Plant Profiles Verticordia Genus

The verticordia genus is endemic to Australia with the majority of the 97 species occurring in the south west corner of the country. One species is found on the Eyre Peninsula in South Australia and three in the tropical north of the Northern Territory and Western Australia. All verticordias are woody shrubs with small leaves which contain oil glands. Verticordias (common name feather-flower) belong to the myrtle family Myrtaceae. They prefer an acid soil and are found on sandy or gravelly soils on sand heaths and shrubland.

They are popular in floral arrangements and research is being undertaken to enable commercial propagation to be more successful. Some species are being grafted onto Darwinia citriodora rootstock.

The leaves appear in alternating pairs and the attractive flowers come in a range of whites, yellows, red and mauves. The feathery appearance of the flowers comes from the deep divisions of the calyx. The petals may also be lobed or divided.

Verticordia chrysantha grows to 60cm with a similar spread. It has an erect habit and hails from the sandplain region of southern Western Australia. The leaves are small and linear. During spring, feathery flowers appear as dense yellow blooms.

Verticordia monadelpha is a popular variety for floral arrangements. It is commonly known as the woolly featherflower as the petals are fringed with long cilia. The flowers are 10 to 15mm wide with colours ranging from white to dark pink. The smooth, fleshy leaves are 1 to 3cm long. This species is tolerant to frost and needs a well-drained, acid loam and a sunny site. With the right watering conditions, it may even flower twice a year. It is not so easy to grow in the eastern states, especially in more humid areas. Iron deficiencies in the soil account for some plants and collar rot can affect others during cooler seasons.

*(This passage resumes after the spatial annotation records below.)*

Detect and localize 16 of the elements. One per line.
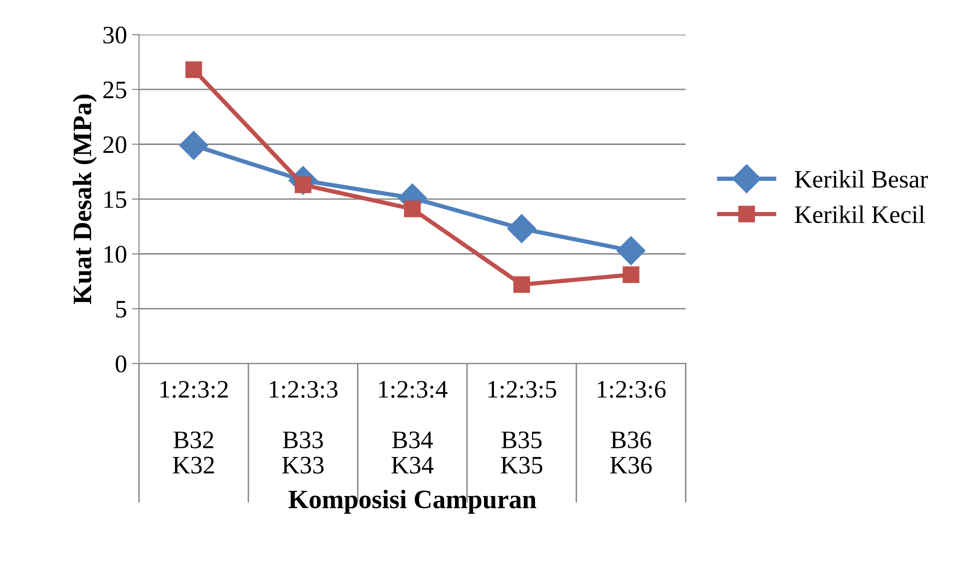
y-axis-title: Kuat Desak (MPa) — [72, 94, 97, 304]
y-tick-label: 20 — [103, 136, 126, 154]
legend-label: Kerikil Besar — [794, 170, 928, 188]
y-tick-label: 30 — [103, 26, 126, 44]
category-label: 1:2:3:6 B36 K36 — [598, 380, 666, 474]
category-label: 1:2:3:3 B33 K33 — [270, 380, 338, 474]
legend-label: Kerikil Kecil — [794, 205, 925, 224]
category-label: 1:2:3:2 B32 K32 — [160, 380, 228, 474]
category-label: 1:2:3:5 B35 K35 — [488, 380, 556, 474]
y-tick-label: 0 — [116, 356, 126, 372]
y-tick-label: 5 — [116, 301, 126, 318]
x-axis-title: Komposisi Campuran — [288, 490, 536, 514]
category-label: 1:2:3:4 B34 K34 — [379, 380, 448, 474]
y-tick-label: 15 — [104, 191, 126, 208]
y-tick-label: 10 — [104, 246, 126, 263]
y-tick-label: 25 — [103, 82, 126, 98]
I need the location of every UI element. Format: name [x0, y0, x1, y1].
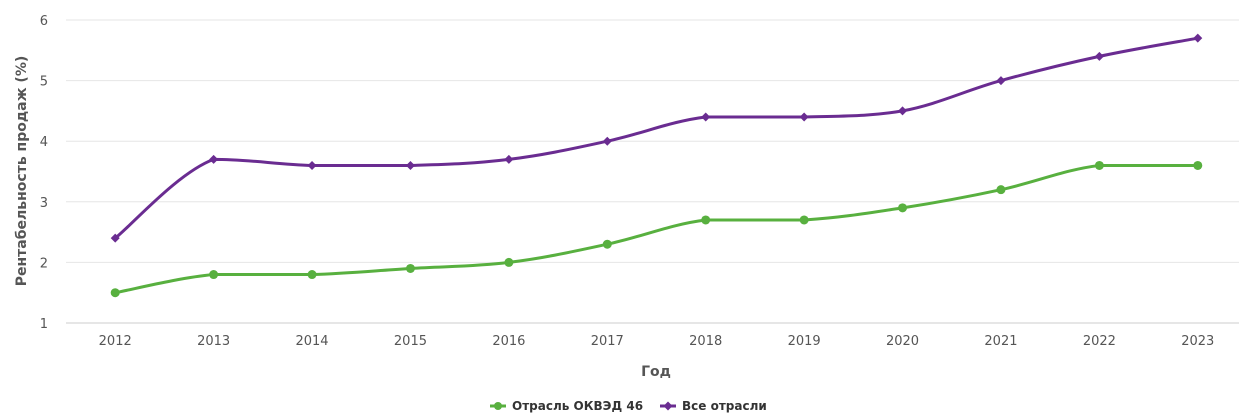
x-tick-label: 2023 [1181, 334, 1214, 349]
legend[interactable]: Отрасль ОКВЭД 46 Все отрасли [490, 399, 767, 413]
x-tick-label: 2018 [689, 334, 722, 349]
x-tick-label: 2019 [788, 334, 821, 349]
x-tick-label: 2015 [394, 334, 427, 349]
y-tick-label: 5 [40, 75, 48, 90]
data-point[interactable] [307, 270, 317, 280]
data-point[interactable] [898, 203, 908, 213]
data-point[interactable] [209, 154, 219, 164]
legend-item[interactable]: Все отрасли [660, 399, 767, 413]
data-point[interactable] [405, 160, 415, 170]
legend-label: Все отрасли [682, 399, 767, 413]
x-tick-label: 2021 [984, 334, 1017, 349]
series-1 [110, 160, 1203, 298]
data-point[interactable] [504, 257, 514, 267]
x-tick-label: 2016 [492, 334, 525, 349]
y-axis: 1 2 3 4 5 6 [40, 14, 48, 332]
data-point[interactable] [1094, 51, 1104, 61]
y-tick-label: 2 [40, 256, 48, 271]
data-point[interactable] [209, 270, 219, 280]
x-tick-label: 2013 [197, 334, 230, 349]
data-point[interactable] [701, 215, 711, 225]
x-tick-label: 2014 [295, 334, 328, 349]
y-tick-label: 1 [40, 317, 48, 332]
series-2 [110, 33, 1203, 243]
y-axis-title: Рентабельность продаж (%) [14, 56, 30, 287]
x-tick-label: 2022 [1083, 334, 1116, 349]
data-point[interactable] [799, 215, 809, 225]
x-axis: 2012 2013 2014 2015 2016 2017 2018 2019 2020 2021… [99, 334, 1215, 349]
data-point[interactable] [1094, 160, 1104, 170]
x-tick-label: 2017 [591, 334, 624, 349]
x-tick-label: 2020 [886, 334, 919, 349]
data-point[interactable] [504, 154, 514, 164]
data-point[interactable] [307, 160, 317, 170]
y-tick-label: 3 [40, 196, 48, 211]
data-point[interactable] [405, 263, 415, 273]
legend-marker [663, 401, 673, 411]
data-point[interactable] [996, 185, 1006, 195]
legend-marker [494, 402, 502, 410]
data-point[interactable] [1193, 160, 1203, 170]
x-axis-title: Год [641, 364, 671, 380]
grid-lines [66, 19, 1239, 324]
data-point[interactable] [602, 239, 612, 249]
data-point[interactable] [996, 76, 1006, 86]
data-point[interactable] [898, 106, 908, 116]
legend-label: Отрасль ОКВЭД 46 [512, 399, 643, 413]
data-point[interactable] [1193, 33, 1203, 43]
data-point[interactable] [799, 112, 809, 122]
data-point[interactable] [602, 136, 612, 146]
y-tick-label: 4 [40, 135, 48, 150]
y-tick-label: 6 [40, 14, 48, 29]
series-group [110, 33, 1203, 298]
series-line [114, 163, 1198, 295]
legend-item[interactable]: Отрасль ОКВЭД 46 [490, 399, 643, 413]
series-line [114, 36, 1199, 240]
data-point[interactable] [701, 112, 711, 122]
data-point[interactable] [110, 288, 120, 298]
data-point[interactable] [110, 233, 120, 243]
x-tick-label: 2012 [99, 334, 132, 349]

The woolly featherflower is dense and rounded, producing masses of flowers. It is an excellent choice for rock gardens, tubs or patio gardens. Tip pruning while young and after flowering will help retain a compact shape to the bush.

Verticordia grandiflora also grows to around 60cm but is found on sandplains to the north of Perth in Western Australia. It has narrow light green leaves and yellow flowers that darken to orange as they age. It is a spring flowering plant suitable for cultivation in zones 8 to 10.

Verticordia plumosa is also known as the plumed featherflower. It is another commonly cultivated verticordia. It has dense terminal heads of plum-pink flowers and a sweet honey fragrance. It can be variable in form with grey-green leaves to 6mm long and grows to 90cm.

Most verticordias do not do well if summer rainfall is too high or too frequent. As already stated, they do better in their native Western Australia and tend to be shorter lived in the eastern states.